As animals navigate their environments, their nervous systems transition between a wide range of
internal states that influence how sensory information is processed and how behaviors are generated. These
states of arousal, motivation, and mood typically persist for long durations of time, from minutes to hours, and
exert widespread effects across multiple sensory modalities and motor systems. Although most animals organize
their behavioral outputs in this state-like fashion, the neural mechanisms that underlie the generation of these
states are poorly understood. One prevailing hypothesis to explain how internal states are generated
suggests that fast timescale neural dynamics, which underlie moment-by-moment behavioral changes, might
be controlled over slower timescales by ascending pathways, most notably the neuromodulatory systems.

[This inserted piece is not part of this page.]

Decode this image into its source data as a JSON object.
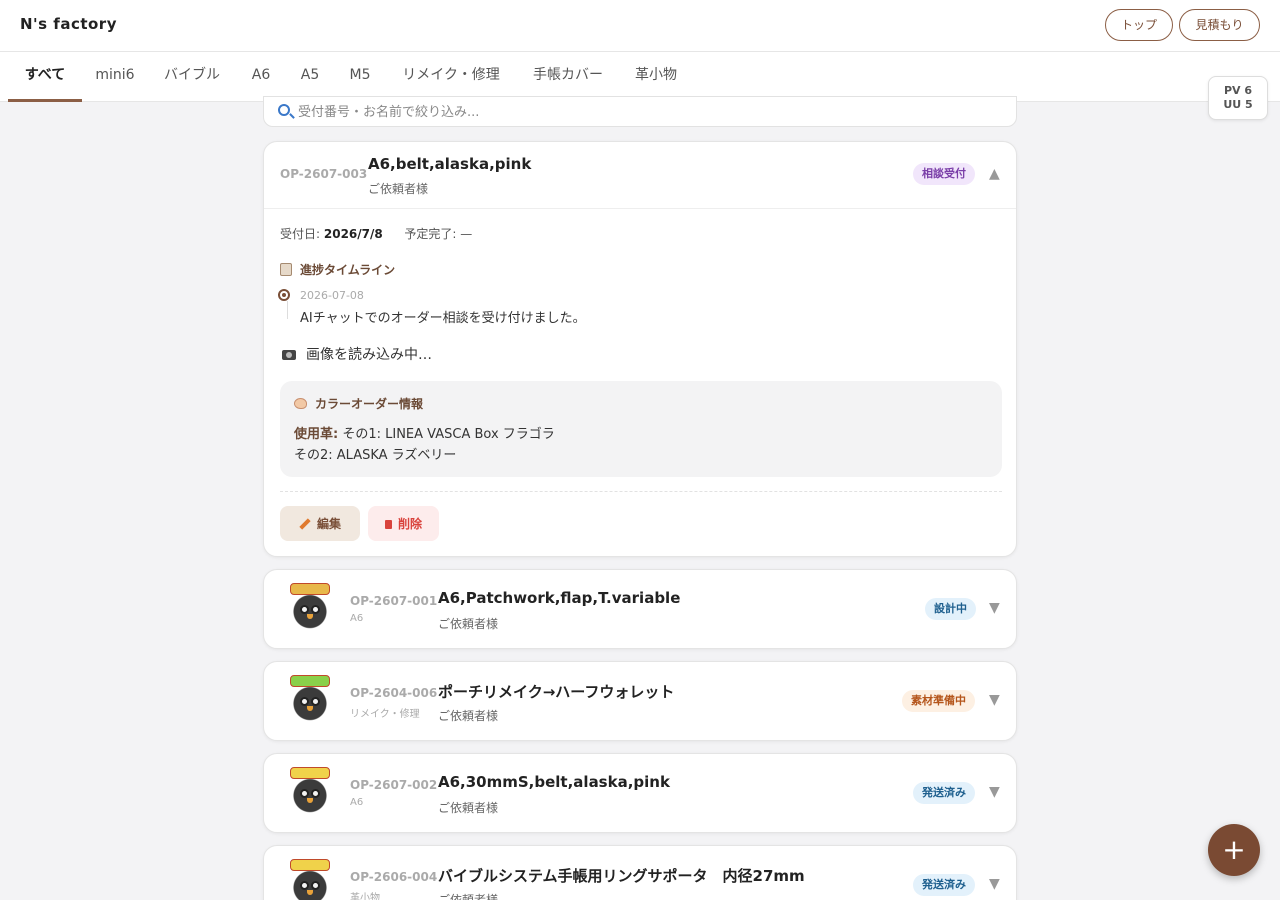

Indeed, small, defined subsets of neuromodulator-producing neurons can elicit internal state transitions in
many animals. Moreover, recent population-level recordings of neural activity have revealed that internal
states are accompanied by widespread, distributed changes in activity across many brain regions.
Remarkably, recent work has also shown that granular, moment-by-moment motor actions are reflected in
neural activity across many brain regions. This gives rise to a view that sensory signals, granular behavioral
signals, and internal state signals all co-occur in most brain circuits. However, how population-level activity
encodes a diverse set of behavioral parameters and how this encoding is influenced by internal states to
give rise to state-dependent behavioral changes is unknown. Here, we propose to tackle this problem in the
nematode C. elegans, whose crystalline nervous system, well-defined set of motor programs, and genetic
tractability should make it possible to build complete models of how neural activity encodes behavior across
distinct states. This proposal builds off new preliminary data. First, we developed a new recording platform
that enables brain-wide calcium imaging of freely-moving C. elegans with simultaneous quantification of the
diverse motor programs of the animal. We also built computational models that relate neural activity to
behavior with a high degree of precision. Surprisingly, this reveals that many C. elegans neurons encode
multiple ongoing motor programs and these encodings flexibly change over time. Moreover, we have
developed two behavioral paradigms in which we can elicit robust, stereotyped aversive internal states that
unfold over either minutes-long (Aim 1) or hours-long (Aim 2) timescales. We now propose to decipher how
each neuron across the C. elegans brain encodes precise behavioral features, creating an atlas of how
behaviors are encoded across the nervous system. We will then determine how minutes- or hours-long
internal states modulate neural activity across the brain. The comprehensive datasets that we will generate,
along with the computational models that we will build, will give rise to a clear understanding of internal state
structure in this animal and reveal basic principles that should guide future research in many animal models.